18h30 : après le scan des billets, la logistique est inhabituelle : les smartphones interdits sont glissés dans des pochettes en mousse scellées et humides (encore moites de la date lyonnaise de la veille ?) Mais dès l’entrée dans la salle obscure (et noire de monde), le visage squelettique du Vème Pape dévisage chaque nouvel arrivant depuis l’écran géant projetant l’affiche de la tournée. Dans environ une heure, le nouveau rituel sera !
Et cette heure passe à la vitesse de l’éclair puisque personne ne peut vérifier son écran de téléphone chaque minute que Dieu fait. Les fans se rencontrent, discutent, rient, trinquent... une véritable communion. Pas de smartphones... et pas de première partie non plus d’ailleurs. Ce soir, le show est une bulle immersive 100 % GHOST !

  
© Lilian Ginet | HARD FORCE
 

20h : Les notes guillerettes de "Klara Stjänor" de Jan Johansson caressent doucement l’excitation croissante de la salle, suivies du sublime "Miserere Mei" de Gregorio Allegri, qui finit d’installer une dimension sacrée et bel et bien blasphématoire. Et c’est finalement à 20h30 pétantes que la salle est plongée sans sommation dans les ténèbres totales. Chaque seconde semble alors ralentir. Les poitrines se gonflent, les cœurs battent fort.
Aujourd’hui, le moment ne se filme pas... il se vit.
Un immense rideau noir tailladé, déchiré, décharné, masque encore la scène durant l’interminable début de "Peacefield", qui introduira curieusement cette soirée.
The dawn of prosperity...
Dans l’écran géant, le même visage fixe toujours chaque spectateur.
A faded scar...
Mais ce n’est plus celui de l’affiche.
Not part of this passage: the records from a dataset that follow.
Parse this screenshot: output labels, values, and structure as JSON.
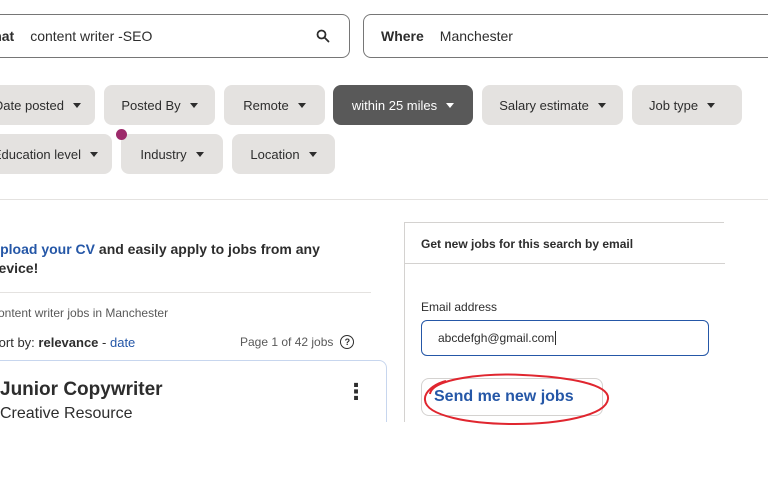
{
  "search": {
    "what_label": "What",
    "what_value": "content writer -SEO",
    "where_label": "Where",
    "where_value": "Manchester"
  },
  "filters": [
    {
      "label": "Date posted",
      "active": false
    },
    {
      "label": "Posted By",
      "active": false
    },
    {
      "label": "Remote",
      "active": false
    },
    {
      "label": "within 25 miles",
      "active": true
    },
    {
      "label": "Salary estimate",
      "active": false
    },
    {
      "label": "Job type",
      "active": false
    },
    {
      "label": "Education level",
      "active": false
    },
    {
      "label": "Industry",
      "active": false
    },
    {
      "label": "Location",
      "active": false
    }
  ],
  "upload": {
    "link_text": "Upload your CV",
    "rest_line1": " and easily apply to jobs from any",
    "rest_line2": "device!"
  },
  "results": {
    "summary": "content writer jobs in Manchester",
    "sort_label": "Sort by:",
    "sort_active": "relevance",
    "sort_separator": " - ",
    "sort_other": "date",
    "page_info": "Page 1 of 42 jobs",
    "help_icon": "?"
  },
  "job": {
    "title": "Junior Copywriter",
    "company": "Creative Resource",
    "more_icon": "⋮"
  },
  "alert": {
    "heading": "Get new jobs for this search by email",
    "email_label": "Email address",
    "email_value": "abcdefgh@gmail.com",
    "button": "Send me new jobs"
  },
  "colors": {
    "link": "#2557a7",
    "chip": "#e4e2e0",
    "chip_active": "#595959",
    "badge_dot": "#9d2b6b",
    "annotation": "#e0262f"
  }
}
C’est celui de Perpetua, en chair et surtout en os, non plus séparé de ses fidèles par l’attente ou les kilomètres, mais seulement par un léger bout de tissu, faisant monter la frustration avec un sadisme espiègle... jusqu’à la libération du lâcher de rideau !

La foule hurle, les faisceaux de lumières s’étirent, la cathédrale satanique révèle toute sa splendeur démesurée et les silhouettes élancées des goules s’avancent, instruments en mains. Enfin, sortant d’on ne sait où, probablement d’outre-tombe, le charismatique Tobias fait son entrée pour achever ce premier morceau. Mais c’est sans conteste le second, le déjà "occultissime" "Lachryma" et son synthé eighties très Stranger Things, qui lance réellement les hostilités, armé de son riff démentiel et de son chant entêtant.
Difficile de reprendre ses esprits puisque le groupe enchaîne avec "Spirit", premiere chanson tirée de « Meliora » qui dominera largement la set-list toulousaine avec pas moins de cinq morceaux, confirmant la place de cet album charnière dans le cœur des fans et la discographie du groupe.
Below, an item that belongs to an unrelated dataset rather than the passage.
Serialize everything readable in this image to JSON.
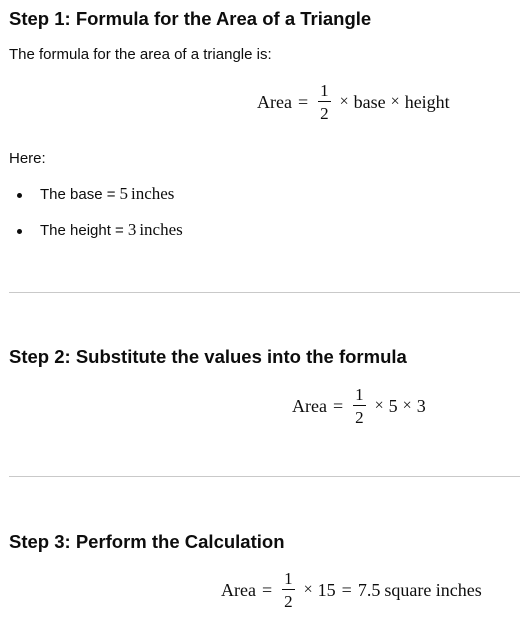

​Le son est précis (pour du live), lourd, percutant. La basse et la batterie font vibrer les âmes damnées, ce que vient confirmer "Faith", avant un moment suspendu durant lequel les fidèles pourront admirer Papa V Perpetua s’élever dans les airs pour déclamer "Call Me Little Sunshine", premier single du précédent album « Impera » joué ce soir.
On note également que l’élégant design du costume du Vème pape permet désormais à Tobias de chanter sans masque intégral ! Exit la voix en live quelque peu approximative, claustrophobique, voire nasillarde des précédents concert. On sent d’ailleurs que ces nouvelles possibilités buccales lui ont donné des ailes lors de l’écriture de « Skeletá » : les circonvolutions vocales et harmoniques n’y manquent pas.

Mais si le son est plutôt bon, le visuel de cet étourdissant opéra rock est loin d’être en reste : écrans géants à 180° sur lesquels se succèdent différents vitraux et animations immersives ; décor gothique à l’ossature ciselée jusqu’au moindre détail ; estrade-autel surélevant la batterie, les claviers et les choristes ; gigantesque croix-logo lumineuse surplombant la scène s’allumant au gré des ambiances...
Et impossible bien sûr d’ignorer les superbes costumes signés B. Åkerlund, laquelle a abandonné le neo-retro steampunk de l’ère précédente pour puiser son inspiration dans l’imagerie vaudou. On saisit notamment l’allusion au personnage du Baron Samedi dans les costumes des goules et une aura très vampirique dans celui des nonnes goulettes, parées d’ailes de chauves-souris.
Le second degré parfois grand-guignolesque qui collait à l’humour taquin et paillard du Cardinal Copia laisse place à une esthétique plus sérieuse, horrifique et classieuse, proche des films de monstres et autres giallos italiens des années 70/80, déjà bien présente dans certains clips du groupe.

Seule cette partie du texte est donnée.